The fellers behind the dobe found that out just then, but it didn’t do ’em no good. Donnelly and six of the men which had rode out with him come swinging in behind ’em, and they was ten more men with him I hadn’t never saw before. The six men behind the dobe run for their horses, but they didn’t have a chance. They’d been so sure it was their pals they didn’t pay much attention, and Donnelly and his boys was right behind ’em before they realized their mistake.

Of course, we couldn’t see what was happening behind the dobe. We just saw Donnelly and his hombres sweep around it, and then heard the guns roaring and men yelling. But by the time I’d run acrost the street and rounded the corner of the dobe, the McBride gang was a thing of the past, and three of Donnelly’s men was down with more or less lead in ’em.

“Carry ’em over to the saloon, boys,” said Donnelly, who had a broke arm in a blood-soaked sleeve hisself. We done so, whilst Navajo, who had got as far as the porch on his game leg, bellered and waved his smoking rifle like a scepter.

“Lay ’em on the floor and pour licker down ’em,” said Beldon. “What the hell happened?”

“Richards led us into a trap,” grunted Donnelly, taking a deep swig hisself. “They got Bill and Tom and Dick, but I plugged Richards as he took to the brush. They’d have snagged us all though, if it hadn’t been for these boys. They was with the outfit on Eagle River, and when Richards rode off last night they got suspicious and trailed him. They was just south of Devil’s Gorge where the ambush was laid, when they heard the shootin’, and they come up in time to give us a hand.”

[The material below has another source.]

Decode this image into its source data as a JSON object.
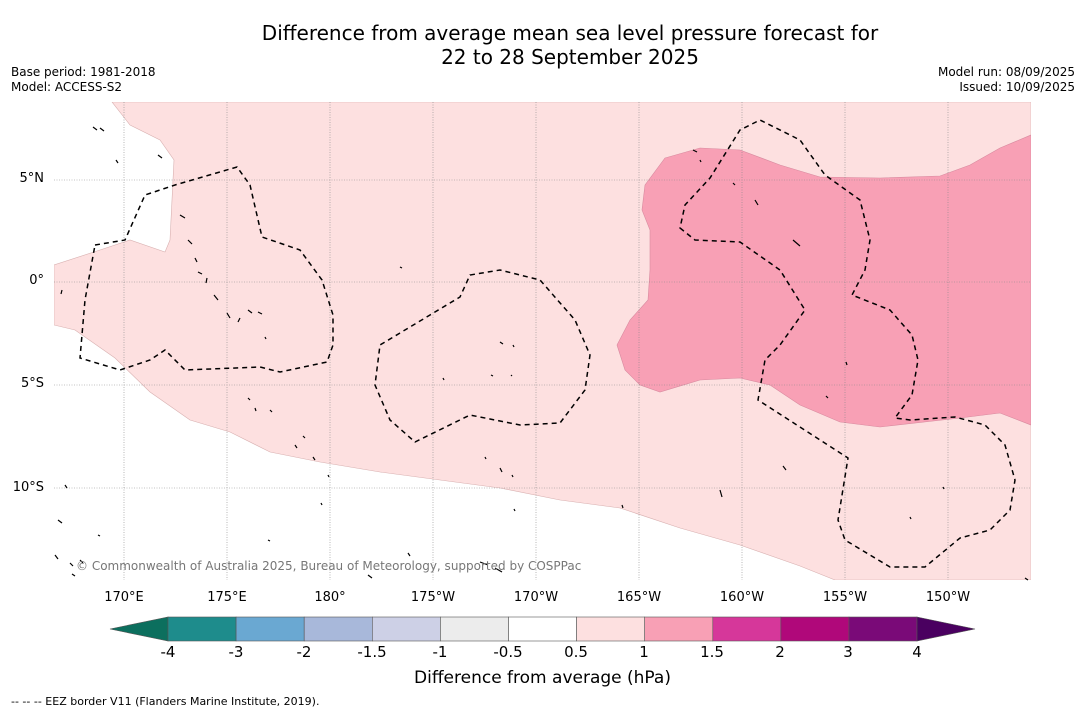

“And if it hadn’t been for Grimes, here,” grunted Beldon, “McBride would have been boss of Piute right now. What you lookin’ at?”

“This here paper,” I said. “I’m tryin’ to figger out why a pitcher of a jeopard would start McBride to killin’ his own men.”

“Lemme see,” says he, and he took it and looked at it, and said, “Why, hell, no wonder! It’s got McBride’s name at the top, over that pitcher. He thought that feller Joe had drawed it to insult him.”